If that happened, wrote Truman, "I told Ike that he [Eisenhower] should announce for the nomination for president on the Democratic ticket and that I'd be happy to be in second place, or vice-president.

"I like the Senate [over which a vice-president technically presides]. Ike and I could be elected, and my family and myself would be happy outside this great white jail, known as the White House."

Truman noted that Eisenhower "won't quote me and I won't quote him".

Eisenhower, who never had the slightest inclination to be a Democrat, clearly rejected the possibility out of hand, and MacArthur did not make "the Roman Triumphal return" that Truman feared. Instead Truman ran again in 1948 and defeated the Republican candidate, Thomas Dewey, in a legendary upset victory.

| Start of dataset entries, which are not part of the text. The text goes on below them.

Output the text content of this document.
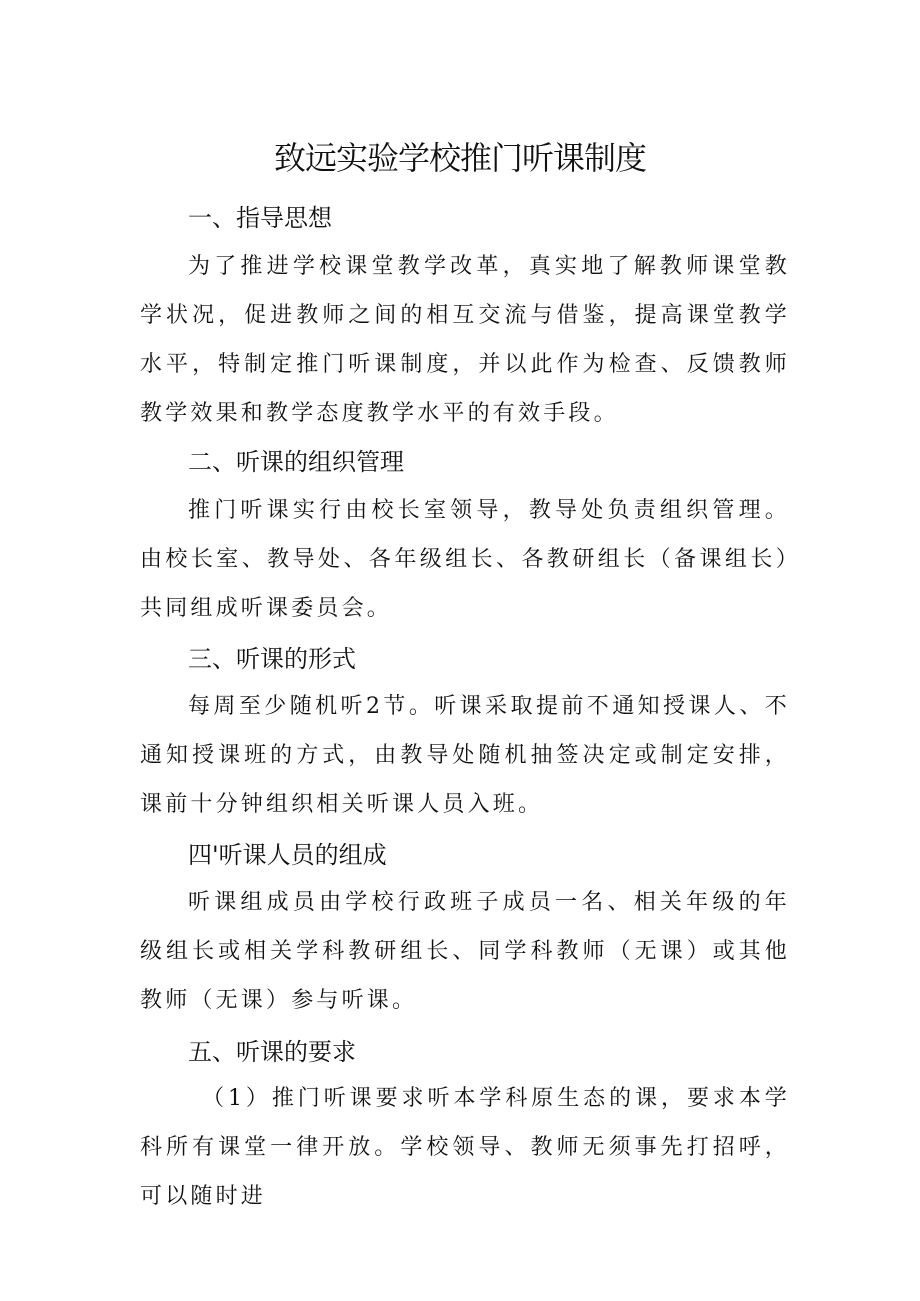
致远实验学校推门听课制度
一、指导思想

为了推进学校课堂教学改革，真实地了解教师课堂教学状况，促进教师之间的相互交流与借鉴，提高课堂教学水平，特制定推门听课制度，并以此作为检查、反馈教师教学效果和教学态度教学水平的有效手段。

二、听课的组织管理

推门听课实行由校长室领导，教导处负责组织管理。由校长室、教导处、各年级组长、各教研组长（备课组长）共同组成听课委员会。

三、听课的形式

每周至少随机听2节。听课采取提前不通知授课人、不通知授课班的方式，由教导处随机抽签决定或制定安排，课前十分钟组织相关听课人员入班。

四'听课人员的组成

听课组成员由学校行政班子成员一名、相关年级的年级组长或相关学科教研组长、同学科教师（无课）或其他教师（无课）参与听课。

五、听课的要求

（1）推门听课要求听本学科原生态的课，要求本学科所有课堂一律开放。学校领导、教师无须事先打招呼，可以随时进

Three years later, MacArthur was sacked by Truman for insubordination. He came back as a hero, and made an address to Congress that ended with the famous line: "Old soldiers never die, they just fade away." In 1952, Eisenhower was elected president on the Republican ticket.

The Jewish material has also raised many eyebrows, given Truman's role in securing the creation of the state of Israel in 1948, over the objections of the State Department.

In his diary entry for 21 July 1947, Truman added that "the Jews have no sense of proportion, nor do they have any judgement on world affairs".

Sara Bloomfield, director of Holocaust Museum in Washington, said his attitude was typical "of a sort of cultural anti-Semitism" common at that time".